“Bologna, fidati del coraggio dell’Italiano” – .

“Bologna, fidati del coraggio dell’Italiano” – .
“Bologna, fidati del coraggio dell’Italiano” – .

Sei stagioni al Verona, qualche alti e bassi tra Serie A e Serie B, mille battaglie da coppia di centrocampo, un turbinio di allenatori (Prandelli su tutti) e tante chiacchierate di calcio, dentro e fuori dal campo. Leonardo Colucci definisce Vincenzo Italiano “uno dei miei figliocci”, anche se l’ex centrocampista ed ex allenatore delle giovanili rossoblù (4 anni da giocatore e 4 da allenatore delle giovanili) ha solo cinque anni in più del nuovo allenatore del Bologna : Colucci è nato nel ’72, Italiano nel ’77.

Colucci, quale giocatore era italiano?

“Un grande metronomo, dotato di un tiro fantastico: da settanta metri sapeva metterti la palla ai piedi. Per le qualità che aveva credo di poter dire che avrebbe potuto fare una carriera ancora migliore”.

E la coppia Colucci-Italiano?

“A Verona ha resistito a tutti i cambi di allenatore. Eravamo ben assortiti ma soprattutto ci univa la capacità, e al tempo stesso la voglia, di leggere tutte le situazioni di gioco: si può dire che parlavamo la stessa lingua. E non ne parlavamo solo in campo: anche quando eravamo fuori finivamo sempre per parlare di calcio e di tattica”.

Quale spia si accende in un calciatore che da grande diventerà allenatore?

“La passione di stare in campo, la voglia di alzare l’asticella, il fatto di cercare ogni giorno la soluzione giusta per migliorare la prestazione. In questo, io e Vincenzo a Verona abbiamo avuto un grande maestro: Cesare Prandelli. Prandelli ti coinvolgeva, ti spiegava le cose: era un piacere lavorare con lui”.

Ora è arrivata la chiamata da Bologna per Italiano, con annessa la scomodissima eredità di Thiago.

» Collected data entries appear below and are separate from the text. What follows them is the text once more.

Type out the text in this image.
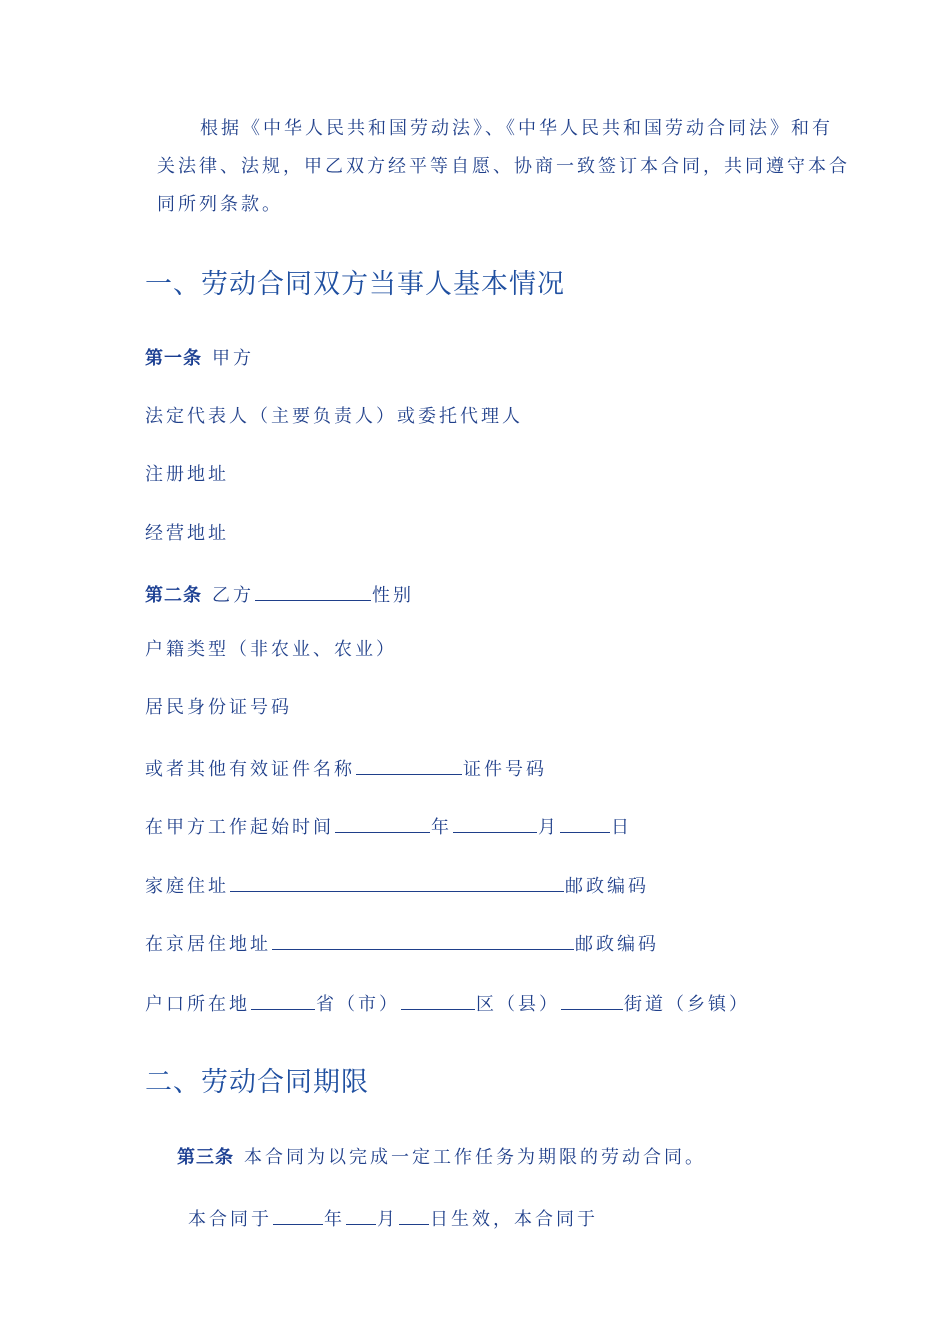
根据《中华人民共和国劳动法》、《中华人民共和国劳动合同法》和有
关法律、法规，甲乙双方经平等自愿、协商一致签订本合同，共同遵守本合
同所列条款。
一、劳动合同双方当事人基本情况
第一条 甲方
法定代表人（主要负责人）或委托代理人
注册地址
经营地址
第二条 乙方	性别
户籍类型（非农业、农业）
居民身份证号码
或者其他有效证件名称	证件号码
在甲方工作起始时间	年	月	日
家庭住址	邮政编码
在京居住地址	邮政编码
户口所在地	省（市）	区（县）	街道（乡镇）
二、劳动合同期限
第三条 本合同为以完成一定工作任务为期限的劳动合同。
本合同于	年 月 日生效，本合同于
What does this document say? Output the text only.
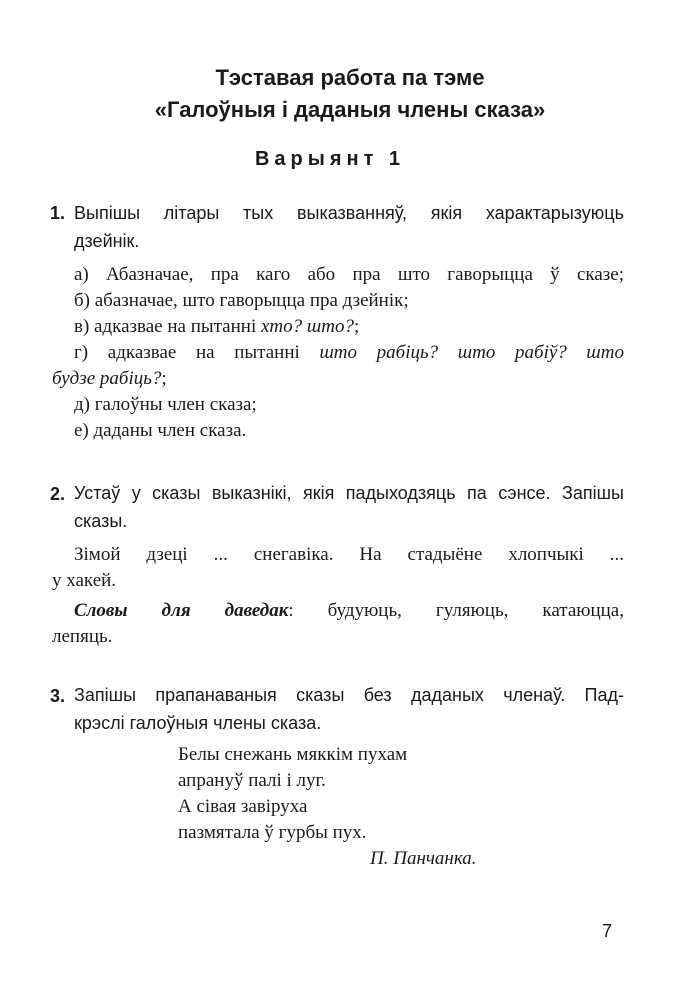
Тэставая работа па тэме
«Галоўныя і даданыя члены сказа»
Варыянт 1
1. Выпішы літары тых выказванняў, якія характарызуюць
дзейнік.
а) Абазначае, пра каго або пра што гаворыцца ў сказе;
б) абазначае, што гаворыцца пра дзейнік;
в) адказвае на пытанні хто? што?;
г) адказвае на пытанні што рабіць? што рабіў? што
будзе рабіць?;
д) галоўны член сказа;
е) даданы член сказа.
2. Устаў у сказы выказнікі, якія падыходзяць па сэнсе. Запішы
сказы.
Зімой дзеці ... снегавіка. На стадыёне хлопчыкі ...
у хакей.
Словы для даведак: будуюць, гуляюць, катаюцца,
лепяць.
3. Запішы прапанаваныя сказы без даданых членаў. Пад-
крэслі галоўныя члены сказа.
Белы снежань мяккім пухам
апрануў палі і луг.
А сівая завіруха
пазмятала ў гурбы пух.
П. Панчанка.
7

“Motta ha fatto un percorso importante a Bologna, insieme ai giocatori, ai dirigenti e alla proprietà. Al suo posto arriva un allenatore, Italiano, che somiglia a Motta nel coraggio. Vincenzo ha il coraggio di mettersi sempre in gioco: sicuramente ‘non si lascia giocare’”.

E il modulo?

“Ha le sue convinzioni, ma attenzione: non le antepone mai alla squadra. Nel senso che ha l’intelligenza di modellare la sua idea di calcio sul materiale tecnico che la società gli metterà a disposizione.”

Zirkzee, Calafiori, i due nuovi acquisti: cosa sta emergendo il Bologna?

“Credo che Zirkzee andrà via, mentre vorrei che Calafiori restasse: ma l’importante è che restino a Bologna giocatori motivati. In questo ho molta fiducia nella società e per descrivere il percorso che ha intrapreso il Bologna di Saputo utilizzo la metafora del contadino: la società ha arato, concimato, seminato e ora sta raccogliendo i frutti. Nulla accade per caso.” È solo una coincidenza, tornando all’italiano, che sia arrivato in finale tre volte e abbia perso tre volte?

“Chi fa questa osservazione mi fa arrabbiare. Dicono: se perdi tre finali significa che non hai la mentalità vincente. Ma scusa, il percorso che ti porta a giocare una finale non è una mentalità vincente? Nel calcio ci sono episodi e quelli orientano tutti i giudizi: ma non è che abbia ragione solo chi vince. Amo le Olimpiadi proprio per questo: perché festeggia anche chi arriva terzo”.

L’Italia di Spalletti, invece, era un grido greco: anzi, svizzero.

«Per rispetto, anche se ho le mie idee, non giudico l’operato della città. Dico però che, al di là di tutto, ai nostri giocatori è mancata la furia agonistica: e questo prescinde dall’allenatore. Sabato, però, la Svizzera aveva quattro città: Yakin in panchina, più Xhaca, Freuler e Aebischer in campo. Quei tre dettavano il ritmo del gioco, decidevano quando accelerare e quando rallentare. Ed è bello sapere che due di quei tre indossano la maglia del Bologna”.